Entonces Verónica, volviéndose hacia Julius:
—¿Lo oyes? Pues todos los días es igual. De su boca no salen más que sermoncitos; y cuando yo estoy cansada de trajinar, después de hacer las compras, la comida y la casa, el señor cita el Evangelio, piensa que me preocupo demasiado y me aconseja que mire los lirios del campo.
—Te ayudo todo lo que puedo, mujer —continuó Anthime con voz seráfica—. Te he propuesto muchas veces, ya que ahora tengo las piernas ágiles, ir al mercado o limpiar la casa en tu lugar.
—No es cosa de hombres. Conténtate con escribir tus homilías y preocúpate sólo de que te las paguen un poco mejor —y después, con un tono cada vez más irritado (ella, antes tan sonriente) añadió—: ¿No es una vergüenza? ¡Cuando pienso en lo que ganaba en La Depêche con sus artículos impíos! Y de las pocas perras que le paga hoy Le Pélerin por sus pláticas, todavía se las arregla para dar las tres cuartas partes a los pobres.
—¡Entonces, es verdaderamente un santo…! —exclamó Julius consternado.
—¡Ay! ¡Lo que me fastidia con su santidad!… Mira, ¿sabes lo que es esto? —y se dirigió hacia un rincón oscuro de la habitación para sacar una jaula—. Son dos ratas a las que este ilustrísimo sabio sacó los ojos hace tiempo.

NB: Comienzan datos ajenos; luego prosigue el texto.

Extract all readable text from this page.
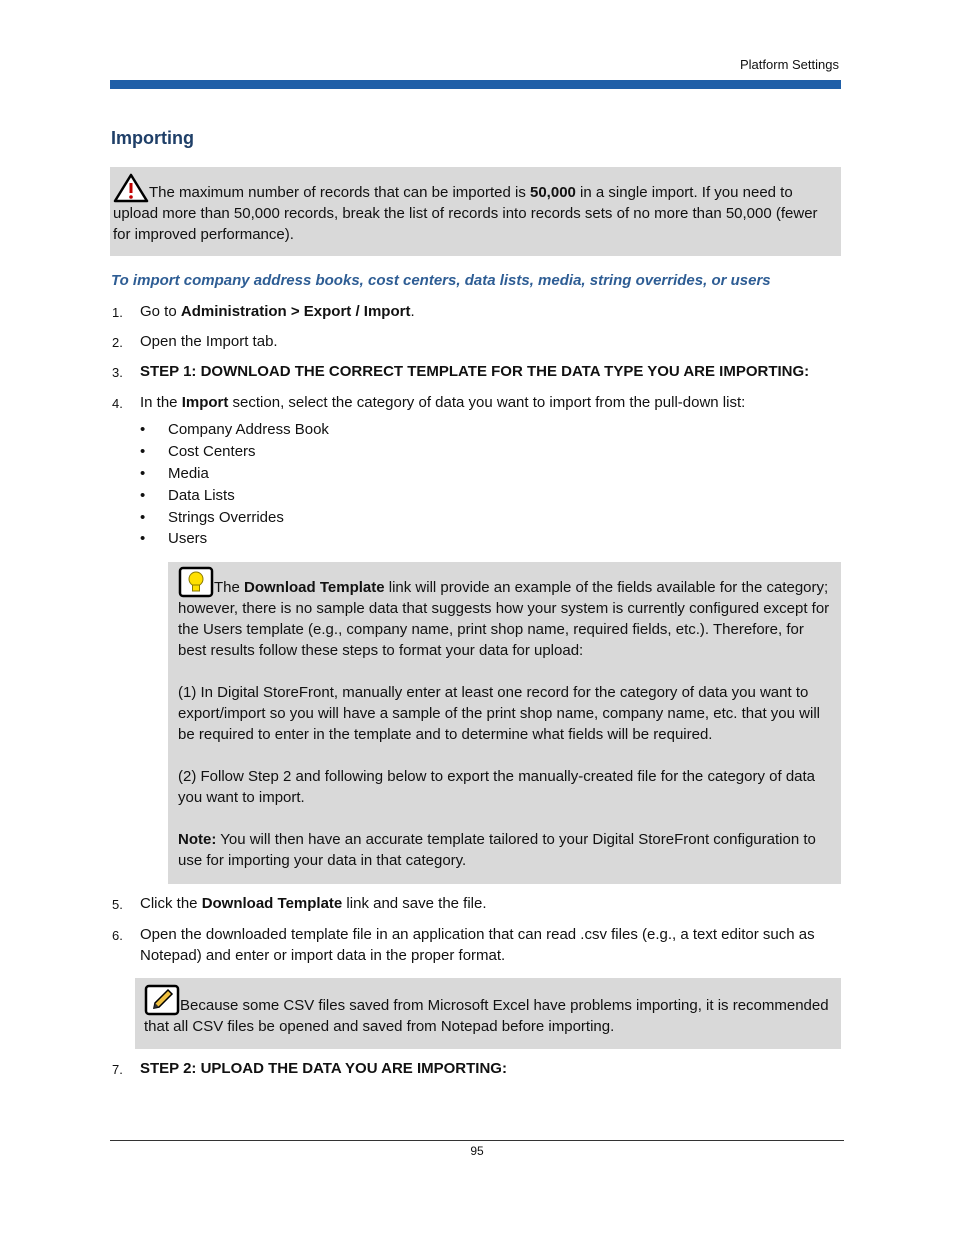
Platform Settings
Importing

The maximum number of records that can be imported is 50,000 in a single import. If you need to upload more than 50,000 records, break the list of records into records sets of no more than 50,000 (fewer for improved performance).

To import company address books, cost centers, data lists, media, string overrides, or users
1. Go to Administration > Export / Import.
2. Open the Import tab.
3. STEP 1: DOWNLOAD THE CORRECT TEMPLATE FOR THE DATA TYPE YOU ARE IMPORTING:
4. In the Import section, select the category of data you want to import from the pull-down list:
• Company Address Book
• Cost Centers
• Media
• Data Lists
• Strings Overrides
• Users

The Download Template link will provide an example of the fields available for the category; however, there is no sample data that suggests how your system is currently configured except for the Users template (e.g., company name, print shop name, required fields, etc.). Therefore, for best results follow these steps to format your data for upload:

(1) In Digital StoreFront, manually enter at least one record for the category of data you want to export/import so you will have a sample of the print shop name, company name, etc. that you will be required to enter in the template and to determine what fields will be required.

(2) Follow Step 2 and following below to export the manually-created file for the category of data you want to import.

Note: You will then have an accurate template tailored to your Digital StoreFront configuration to use for importing your data in that category.

5. Click the Download Template link and save the file.
6. Open the downloaded template file in an application that can read .csv files (e.g., a text editor such as Notepad) and enter or import data in the proper format.

Because some CSV files saved from Microsoft Excel have problems importing, it is recommended that all CSV files be opened and saved from Notepad before importing.

7. STEP 2: UPLOAD THE DATA YOU ARE IMPORTING:
95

—¡Pero, Verónica!, ¿por qué vuelves otra vez sobre lo mismo? Tú les dabas de comer cuando yo hacía experimentos con ellas, y entonces te lo reprochaba… Sí, Julius, en mi época pecadora yo había dejado ciegos, por vana curiosidad científica, a estos pobres animales, y ahora los cuido; es lo más natural.

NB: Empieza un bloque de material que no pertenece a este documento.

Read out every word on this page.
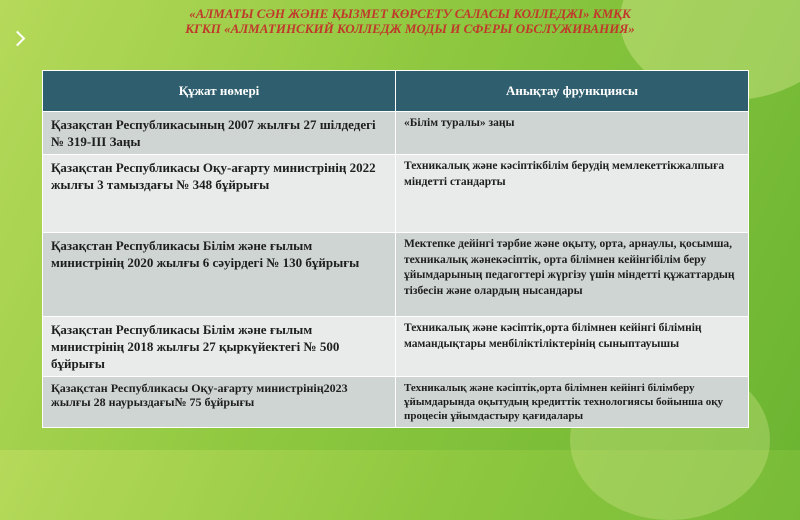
«АЛМАТЫ СӘН ЖӘНЕ ҚЫЗМЕТ КӨРСЕТУ САЛАСЫ КОЛЛЕДЖІ» КМҚК
КГКП «АЛМАТИНСКИЙ КОЛЛЕДЖ МОДЫ И СФЕРЫ ОБСЛУЖИВАНИЯ»
Құжат нөмері	Анықтау фрункциясы
Қазақстан Республикасының 2007 жылғы 27 шілдедегі № 319-ІІІ Заңы	«Білім туралы» заңы
Қазақстан Республикасы Оқу-ағарту министрінің 2022 жылғы 3 тамыздағы № 348 бұйрығы	Техникалық және кәсіптікбілім берудің мемлекеттікжалпыға міндетті стандарты
Қазақстан Республикасы Білім және ғылым министрінің 2020 жылғы 6 сәуірдегі № 130 бұйрығы	Мектепке дейінгі тәрбие және оқыту, орта, арнаулы, қосымша, техникалық жәнекәсіптік, орта білімнен кейінгібілім беру ұйымдарының педагогтері жүргізу үшін міндетті құжаттардың тізбесін және олардың нысандары
Қазақстан Республикасы Білім және ғылым министрінің 2018 жылғы 27 қыркүйектегі № 500 бұйрығы	Техникалық және кәсіптік,орта білімнен кейінгі білімнің мамандықтары менбіліктіліктерінің сыныптауышы
Қазақстан Республикасы Оқу-ағарту министрінің2023 жылғы 28 наурыздағы№ 75 бұйрығы	Техникалық және кәсіптік,орта білімнен кейінгі білімберу ұйымдарында оқытудың кредиттік технологиясы бойынша оқу процесін ұйымдастыру қағидалары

—Me gustaría que también la Iglesia encontrara natural el hacer por ti lo que tú haces por esas ratas, después de haberte cegado de la misma manera.
—¡Cegado, dices! ¿Eres tú quién así habla? Iluminado, hermano; iluminado.
—Te estoy hablando de lo positivo. El estado en que te dejan me resulta inadmisible. La Iglesia se comprometió contigo y es necesario que responda, por su honor y por nuestra fe —después se volvió hacia Verónica—: Si no habéis conseguido nada, tenéis que acudir a personas más importantes, cada vez más importantes. ¿Hablaba yo de Rampolla? Ahora es al mismo Papa al que quiero dirigir una petición. Al Papa, sí, que no ignora tu conversión. Merece enterarse de semejante injusticia. Mañana mismo vuelvo a Roma.
—Te quedarás a comer con nosotros, ¿no? —se arriesgó a proponer Verónica con temor.
—Disculpadme, pero no tengo el estómago muy bien —y Julius, que llevaba unas uñas muy cuidadas, se fijaba en los dedos cortos, con las uñas cuadradas, de Anthime—. Cuando vuelva de Roma estaré más tiempo, querido Anthime, y te hablaré del nuevo libro que estoy preparando.
—He vuelto a leer hace unos días El aire de las cimas y lo he encontrado mejor de lo que al principio me pareció.
—¡Peor para ti! Es un libro malogrado; ya te explicaré por qué cuando estés en disposición de oírme y de apreciar las extrañas preocupaciones que me embargan. Tengo demasiadas cosas que decir. Por hoy, punto en boca.
Se despidió de los Armand-Dubois deseándoles mucha suerte.